Concurrent Iteration over Cocoa Collections

Foundation comes with a set of handy methods to enumerate the items in a collection, such as enumerateObjectsUsingBlock:. By passing the NSEnumerationConcurrent flag to the more elaborate version of the same method, enumerateObjectsWithOptions:usingBlock:, you can easily parallelize the execution of the blocks that are performed for each element in the collection.

Concurrent Iteration in Grand Central Dispatch

From reading the excellent second issue of, I recently learned that Grand Central Dispatch includes a very similar pattern on a lower level, for those cases where the thing you’re iterating over is not a Cocoa collection: the dispatch_apply() function.

dispatch_apply() executes a given block on a given dispatch queue n times, passing the current index of the iteration to the block. The function then waits for all iterations to complete before returning. If you pass a concurrent queue to dispatch_apply(), you can basically think of the construct as a parallel (and efficient, as the documentation notes) for loop.

Using dispatch_apply() in the right places can potentially provide a huge performance boost. If your code processes images on a per-pixel basis or iterates over other memory areas byte by byte, you should definitely look into this. However, as Daniel Eggert stresses in his article, you should measure the performance impact of the parallelization carefully.

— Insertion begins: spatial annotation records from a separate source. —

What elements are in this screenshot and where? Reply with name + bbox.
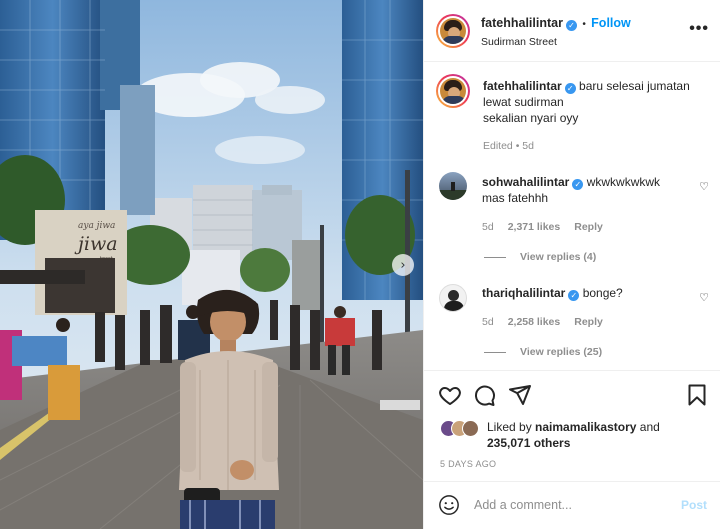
post-photo[interactable]: aya jiwa jiwa toast › [0,0,423,529]
comment-text-line-1: wkwkwkwkwk [586,175,661,189]
view-replies-label: View replies (25) [520,346,603,358]
share-icon[interactable] [508,383,532,407]
liker-avatars[interactable] [440,420,479,437]
liked-by-prefix: Liked by [487,420,532,434]
liker-avatar [462,420,479,437]
post-date[interactable]: 5 DAYS AGO [440,459,496,469]
comment-avatar[interactable] [439,284,467,312]
verified-icon: ✓ [564,83,576,94]
verified-icon: ✓ [568,290,580,301]
caption-line-3: sekalian nyari oyy [483,111,579,125]
author-line: fatehhalilintar ✓ • Follow [481,16,631,31]
next-photo-button[interactable]: › [392,254,414,276]
bookmark-icon[interactable] [685,383,709,407]
add-comment-bar: Post [424,481,720,529]
chevron-right-icon: › [400,257,406,273]
comment-avatar[interactable] [439,172,467,200]
view-replies-button[interactable]: View replies (4) [484,251,596,263]
emoji-icon[interactable] [438,494,460,516]
comment-input[interactable] [474,494,664,516]
comment-meta: 5d 2,258 likes Reply [482,316,603,328]
comment-text-line-1: bonge? [582,286,623,300]
shop-sign-small: aya jiwa [78,221,115,231]
comment-text-line-2: mas fatehhh [482,191,549,205]
more-options-icon[interactable]: ••• [689,20,709,38]
verified-icon: ✓ [572,179,584,190]
likes-count[interactable]: 235,071 others [487,436,570,450]
post-side-panel: fatehhalilintar ✓ • Follow Sudirman Stree… [423,0,720,529]
follow-button[interactable]: Follow [591,16,631,30]
comment-username[interactable]: thariqhalilintar [482,286,565,300]
comment-meta: 5d 2,371 likes Reply [482,221,603,233]
post-actions: Liked by naimamalikastory and 235,071 ot… [424,370,720,480]
caption-line-1: baru selesai jumatan [579,79,690,93]
comments-list[interactable]: fatehhalilintar ✓ baru selesai jumatan le… [424,62,720,370]
author-username[interactable]: fatehhalilintar [481,16,563,30]
author-avatar[interactable] [436,14,470,48]
comment-like-heart-icon[interactable]: ♡ [699,180,709,193]
comment-likes[interactable]: 2,371 likes [508,221,561,233]
comment-reply-button[interactable]: Reply [574,221,603,233]
replies-divider [484,256,506,258]
comment-likes[interactable]: 2,258 likes [508,316,561,328]
header-separator: • [582,19,586,30]
comment-like-heart-icon[interactable]: ♡ [699,291,709,304]
caption-line-2: lewat sudirman [483,95,564,109]
shop-sign-main: jiwa [74,233,118,255]
post-location[interactable]: Sudirman Street [481,36,557,48]
replies-divider [484,351,506,353]
view-replies-button[interactable]: View replies (25) [484,346,602,358]
post-comment-button[interactable]: Post [681,498,707,512]
heart-icon[interactable] [438,383,462,407]
comment-icon[interactable] [472,383,496,407]
shop-sign-sub: toast [100,256,113,262]
likes-summary: Liked by naimamalikastory and 235,071 ot… [440,419,660,451]
comment-username[interactable]: sohwahalilintar [482,175,569,189]
liked-by-and: and [639,420,660,434]
caption-username[interactable]: fatehhalilintar [483,79,562,93]
view-replies-label: View replies (4) [520,251,597,263]
comment-reply-button[interactable]: Reply [574,316,603,328]
post-header: fatehhalilintar ✓ • Follow Sudirman Stree… [424,0,720,62]
caption-meta: Edited • 5d [483,140,534,152]
verified-icon: ✓ [565,20,577,31]
liked-by-user[interactable]: naimamalikastory [535,420,636,434]
comment-age: 5d [482,221,494,233]
photo-scene: aya jiwa jiwa toast [0,0,423,529]
caption-avatar[interactable] [436,74,470,108]
comment-age: 5d [482,316,494,328]
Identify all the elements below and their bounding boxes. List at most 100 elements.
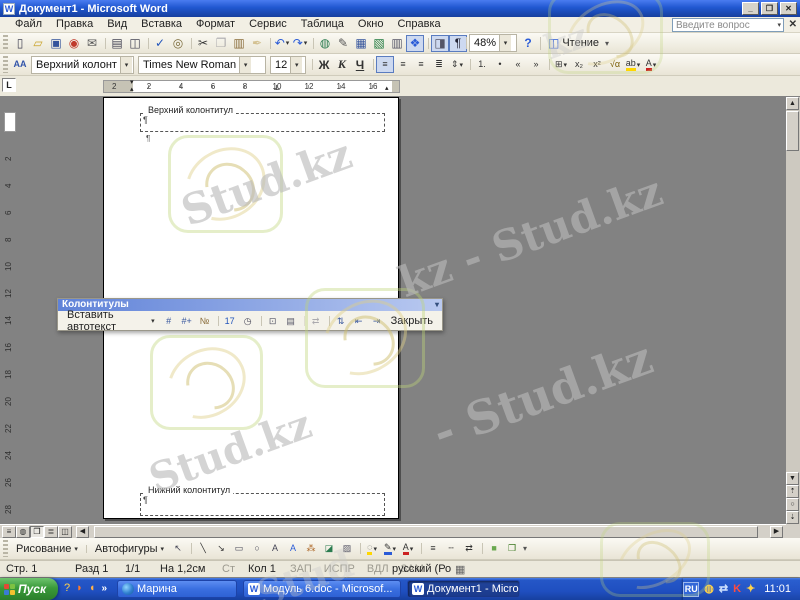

It could even turn out to be negative:

How well this works depends a lot on exactly what you’re doing inside that loop.

The work done by the block must be non trivial, otherwise the overhead is too big. Unless the code is bound by computational bandwidth, it is critical that the memory that each work unit needs to read from and write to fits nicely into the cache size. This can have dramatic effects on performance. Code bound by critical sections may not perform well at all.